Seeking rural perspectives during rulemaking and implementation could illuminate such issues to inform regulations that support access in all rural areas. Turning attention to Congress, legislative action to build rural infrastructure to support community health and wellness starts with broadband internet access.
A thriving rural community, at a minimum, includes well-paying jobs, transportation, housing, healthy food, education, health care, and environmental safety. To facilitate this, rural residents must be able to connect with one another and participate in broader society, both virtually and physically. An important first step is universal access to broadband internet, which would expand access to health care via telemedicine but also could help address rural/urban inequities in employment and educational opportunities and the serious problem of social isolation.
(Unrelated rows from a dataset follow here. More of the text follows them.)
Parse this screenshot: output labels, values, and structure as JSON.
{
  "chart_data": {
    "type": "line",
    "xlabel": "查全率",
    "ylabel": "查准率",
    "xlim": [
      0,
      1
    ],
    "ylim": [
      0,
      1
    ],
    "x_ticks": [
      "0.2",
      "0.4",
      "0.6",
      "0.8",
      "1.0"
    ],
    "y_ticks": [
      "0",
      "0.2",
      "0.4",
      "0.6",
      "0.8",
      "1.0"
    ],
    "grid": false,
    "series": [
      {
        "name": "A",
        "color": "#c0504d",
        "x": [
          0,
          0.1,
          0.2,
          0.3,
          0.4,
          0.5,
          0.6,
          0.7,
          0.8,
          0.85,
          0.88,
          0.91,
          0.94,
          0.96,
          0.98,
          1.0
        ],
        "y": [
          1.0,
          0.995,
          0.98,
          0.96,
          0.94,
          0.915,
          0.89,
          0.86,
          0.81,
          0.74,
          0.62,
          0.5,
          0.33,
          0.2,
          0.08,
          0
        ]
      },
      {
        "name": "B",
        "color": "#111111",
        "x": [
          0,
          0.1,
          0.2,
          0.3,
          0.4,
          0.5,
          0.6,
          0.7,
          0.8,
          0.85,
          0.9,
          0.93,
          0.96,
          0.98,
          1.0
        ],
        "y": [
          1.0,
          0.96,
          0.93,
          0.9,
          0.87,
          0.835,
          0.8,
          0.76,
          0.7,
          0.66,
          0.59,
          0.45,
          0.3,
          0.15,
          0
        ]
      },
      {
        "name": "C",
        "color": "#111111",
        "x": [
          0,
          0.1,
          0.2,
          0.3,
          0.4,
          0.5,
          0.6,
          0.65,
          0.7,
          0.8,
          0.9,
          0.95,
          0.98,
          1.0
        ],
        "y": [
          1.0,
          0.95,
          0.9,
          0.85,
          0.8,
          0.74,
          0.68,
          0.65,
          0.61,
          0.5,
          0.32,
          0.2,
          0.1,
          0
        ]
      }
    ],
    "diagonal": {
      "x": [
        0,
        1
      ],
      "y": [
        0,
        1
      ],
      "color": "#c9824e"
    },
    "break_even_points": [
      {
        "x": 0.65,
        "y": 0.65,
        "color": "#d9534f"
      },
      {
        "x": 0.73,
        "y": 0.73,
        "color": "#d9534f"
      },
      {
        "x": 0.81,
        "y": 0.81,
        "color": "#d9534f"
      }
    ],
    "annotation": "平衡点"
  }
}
Most importantly, comprehensive health reform must include expanding access to preventive and primary care, as well as to mental health care and programs to support wellness and quality of life. All of these initiatives could build on a foundation established by universal broadband internet. Beyond health care, future legislative efforts should focus on social determinants of health. These include funding food security efforts and expansion of paid leave policies, especially during the sustained economic fallout from the COVID-19 pandemic.
Federal support for expanded educational opportunities and transportation infrastructure in rural areas are essential to ensuring the economic vitality and health of rural residents and communities. These efforts could follow expansion of broadband internet in rural areas to ensure full access to health care, education, and the economy. These two major policy efforts—rural representation and broadband access—are required to truly and sustainably achieve health equity for all rural residents. Rural health equity is foundational to the well-being of all U.S. residents and places, from food and water to natural resources and recreational spaces.
Achieving such equity requires a strong rural broadband infrastructure and representation by rural residents in policy development and implementation.